Resolving NEST’s relative unknowns
Until the recent annoucement by the UK government, there were a number of outstanding issues surrounding the National Employment Savings Trust. Jonathan Williams asks whether these have all been resolved
Mandates, investment approach, exact details of the fee structure - all these aspects were relative unknowns for observers of the National Employment Savings Trust (NEST). That is, up until about two months ago when the UK government confirmed that the scheme for small and medium-sized company employees would go ahead as planned.
In short succession, both State Street and Tata Consulting Services (TCS) were confirmed as scheme administrators and administration providers, respectively. While TCS' appointment was already confirmed in March last year, after it was the only firm left vying for the contract, the award has now been agreed by the NEST's trustees.
Additionally, as we now know, savers will be charged 1.8% on every payment made into the system, as well as see 0.3% deducted from their overall pot at the end of each year to pay for fees other than the initial government start-up loan.
The 1.8% is slightly lower than originally anticipated, but still has many critics pointing out that, in real terms, it means that low-earning pension savers will lose £1.80 of every £100 contributed and that this will deter them.
The organisation is keen to stress that its charge structure makes it competitive with other large company schemes, but would not be drawn on how long the 1.8% charge will be levied- partially because it can not predict the number of members to be enrolled over the first few years.
The other 0.3% will go towards paying all management fees that the scheme will incur through its passive mandates, of which five so far have been unveiled (see timeline).
Further details about the scheme's investment approach also became known following the announcement of its mandates, with chief executive Mark Fawcett stressing its low-cost investment mandates.
The near future will see it shy away from hedge funds, as the performance fees charged by the vehicles is not compatible with NESTs stated goal of being a low-cost provider. Chief executive Mark Fawcett was recently eager to stress that this did not mean hedge funds would be ruled out forever, but said that their introduction into its investment universe would have to wait until such a time that economies of scale made them affordable.

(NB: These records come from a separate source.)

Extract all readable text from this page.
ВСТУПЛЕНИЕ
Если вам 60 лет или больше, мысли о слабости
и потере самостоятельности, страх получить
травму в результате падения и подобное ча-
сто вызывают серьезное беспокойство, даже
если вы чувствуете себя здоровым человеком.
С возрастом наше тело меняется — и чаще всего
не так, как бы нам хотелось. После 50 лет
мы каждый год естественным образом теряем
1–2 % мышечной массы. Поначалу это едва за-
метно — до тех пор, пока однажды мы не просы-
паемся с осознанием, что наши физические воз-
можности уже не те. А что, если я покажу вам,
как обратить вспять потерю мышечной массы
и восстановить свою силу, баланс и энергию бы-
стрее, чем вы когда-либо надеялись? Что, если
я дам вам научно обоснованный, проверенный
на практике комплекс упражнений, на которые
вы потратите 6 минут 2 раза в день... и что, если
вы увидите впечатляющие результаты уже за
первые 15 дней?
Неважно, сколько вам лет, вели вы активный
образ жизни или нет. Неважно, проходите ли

Fawcett also said that direct investments in areas such as infrastructure, commodities and high yield strategiess would have to wait, but pointed to the scheme's diversified beta fund as a way of obtaining exposure to any of these asset classes, without having to go through the costly charges involved.
One of Fawcett's hopes for the new scheme is the creation of an internal market, as the nature of the scheme would require it to hold assets compatible with all of its target-date funds at any given time.
That said, he was not able to discuss details of NEST's available investment funds. While the default target-dated funds would see workers able to adjust their retirement age simply by informing the scheme, likely at six specific points during the year to avoid high administration costs, they will also be able to choose from four further options (see comparison with US Federal Thrift in this section).
As had already been announced, it is likely that members will also be able to choose between high-risk, low risk, religious-compliant and socially-responsible funds. These will likely be unveiled when NEST announces its investment principles in the new year, likely before the end of March.
However, while details have yet to be confirmed, head of investment policy Paul Todd did admit that a screening process would be in place to safeguard the ESG quality of the socially-responsible fund.
As is popular across many UK schemes, an investment board will decide on the scheme's investment universe, without going to the lengths employed by Sweden's AP buffer funds and actively excluding companies they do not find a common ground with.
Instead, the investment board will work closely with disputed companies to improve their performance. Of a company's socially-responsible track record, Todd said: "For all pension funds, it's not acceptable anymore to take no interest in it. With the attention on NEST, our investment committee and trustees will be taking it very seriously."
He believed that by persistently working with companies, institutional investors would be able to improve long-term returns for stakeholders. However, he was keen to stress that the investment board would see returns as its core concern, rather than any particular moral position taken by trustees.
While there are still many unknowns about NEST, such as the size it will grow to over the first five years of its existence, as well as the alternative investment funds for its members, the industry now has a better grasp of what to expect from the cornerstone of automatic enrolment.